Ein Hinderniß stand noch der gänzlichen Erfüllung der Wünsche des Monarchen entgegen, und dieses war der Glaube der Prinzessin. Roderich bestimmte ungesäumt den Erzbischof von Toledo, die schöne Elyata in die Geheimnisse der christlichen Lehre einzuführen. Der weibliche Verstand faßt ungemein schnell das Verdienstliche neuer Lehren; es gelang daher dem Erzbischof in kurzer Zeit, nicht nur die Prinzessin, sondern auch die Mehrzahl ihres Geleites zu bekehren, und der Tag wurde festgesetzt, an welchem sie öffentlich getauft werden sollten. Die Ceremonie wurde in Gegenwart des ganzen Adels und der ganzen Ritterschaft des Hofes mit großer Pracht und Feierlichkeit begangen. Die Prinzessin und ihre Fräulein gingen, weiß gekleidet, zu Fuß in die Hauptkirche, während eine Menge schöner Kinder, als Engel gekleidet, ihren Pfad mit Blumen bestreuten. Der Erzbischof empfing sie an dem großen Thor des Domes und nahm sie, wie man zu sagen pflegt, in den Schoos der Kirche auf. Die Prinzessin gab ihren maurischen Namen Elyata auf und erhielt in der Taufe den Namen Exilona, bei welchem sie hinfort genannt wurde und auch in der Geschichte allgemein bekannt ist.
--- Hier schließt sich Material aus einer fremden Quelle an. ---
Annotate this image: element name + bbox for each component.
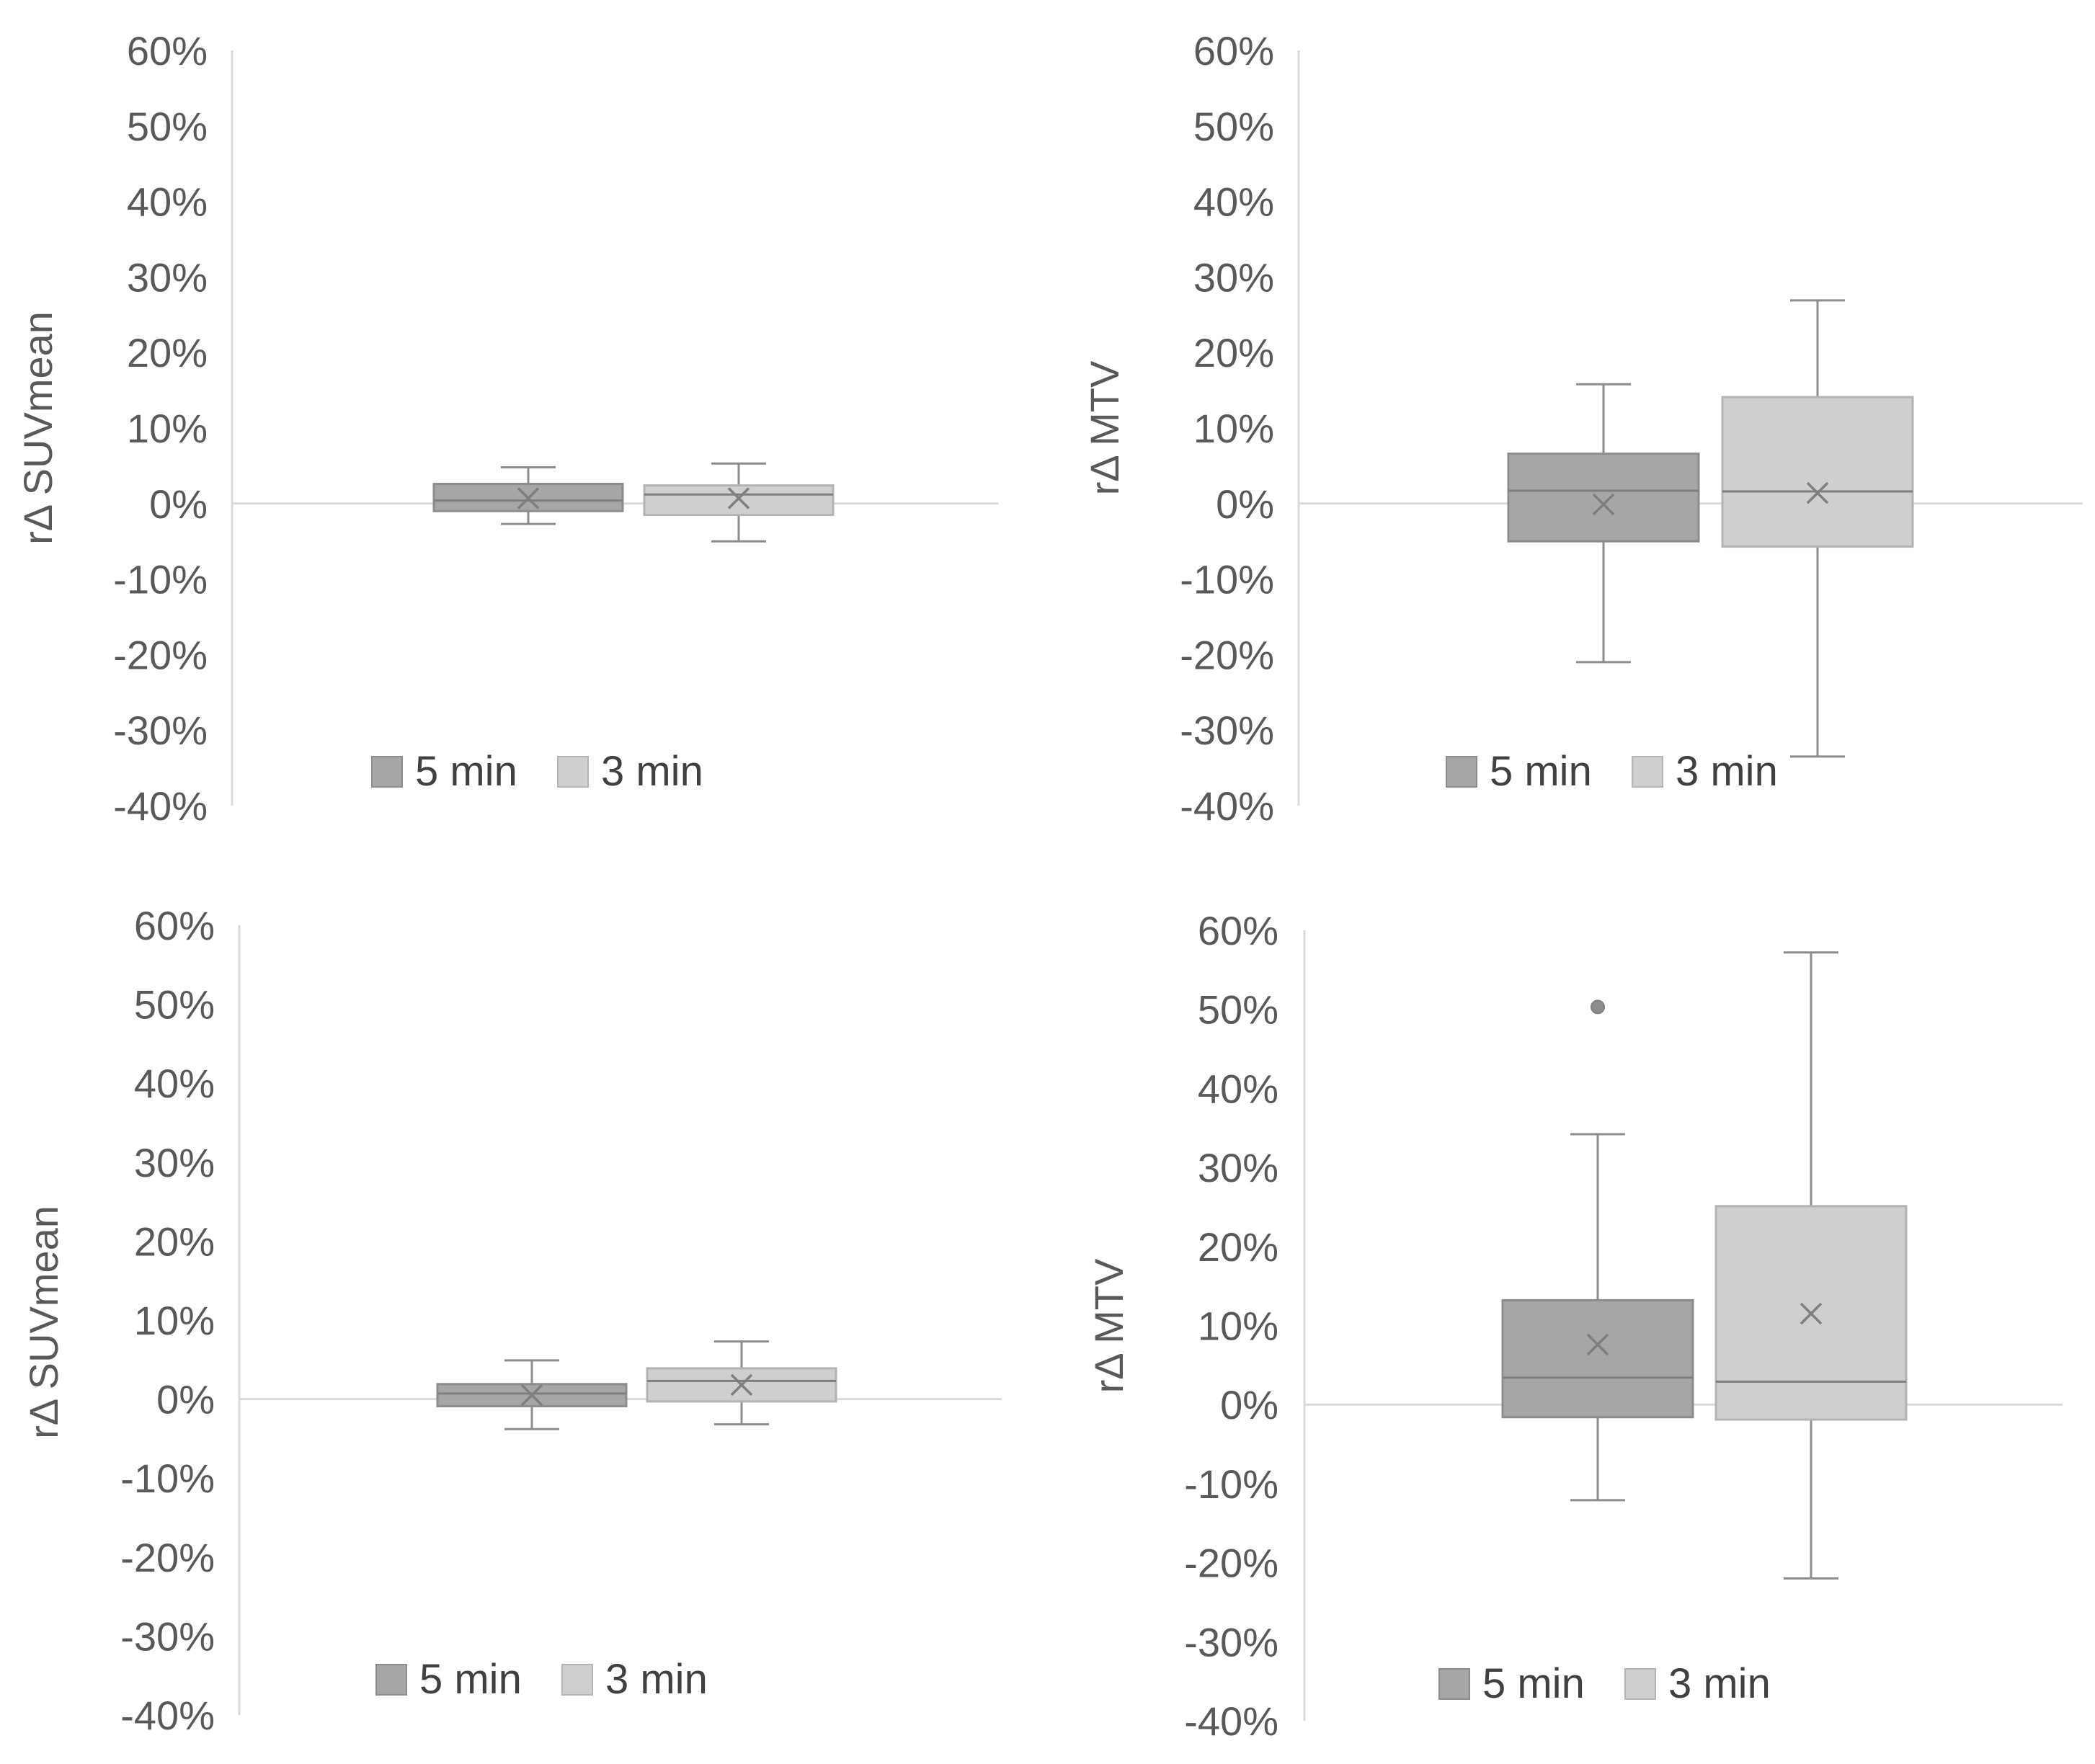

Die Vermählung Roderich's und der schönen Bekehrten fand kurz darauf statt und wurde mit großer Pracht gefeiert. Kampfspiele und Turniere und Bankette und andere Belustigungen wurden veranstaltet und währten zwanzig Tage; die ersten Edeln aus allen Theilen Spaniens hatten sich dazu eingefunden. Als diese Feste vorüber waren, wurden die aus dem Gefolge der jungen Königin, welche nicht zum christlichen Glauben übertraten, sondern nach Afrika zurückkehren wollten, mit kostbaren Geschenken entlassen, und eine Gesandtschaft an den König von Algier geschickt, um ihn von der Vermählung seiner Tochter zu benachrichtigen und ihm die Freundschaft des Königs Roderich's anzubieten.»Como esta Infanta era muy hermosa y el Rey Don Rodrigo disperesto y gentil hombre, entro por medio el amor y aficion, y junto con el regalo con que la avia mandado hospedar y servir fu la causa que el Rey persuadio esta Infanta, que si se tornaba a su ley de cristiano la tomaria por muger, y que la haria sennora de sus Reynos. Con esta persuasion ella fac contenta y aviendose vuelto Christiana, se caso con ella y se celebraron sus bodas con muchas fiestas y regozijos, como era razon.« Abulcacim, Conq. de Espanna, cap. 3.Der Verf.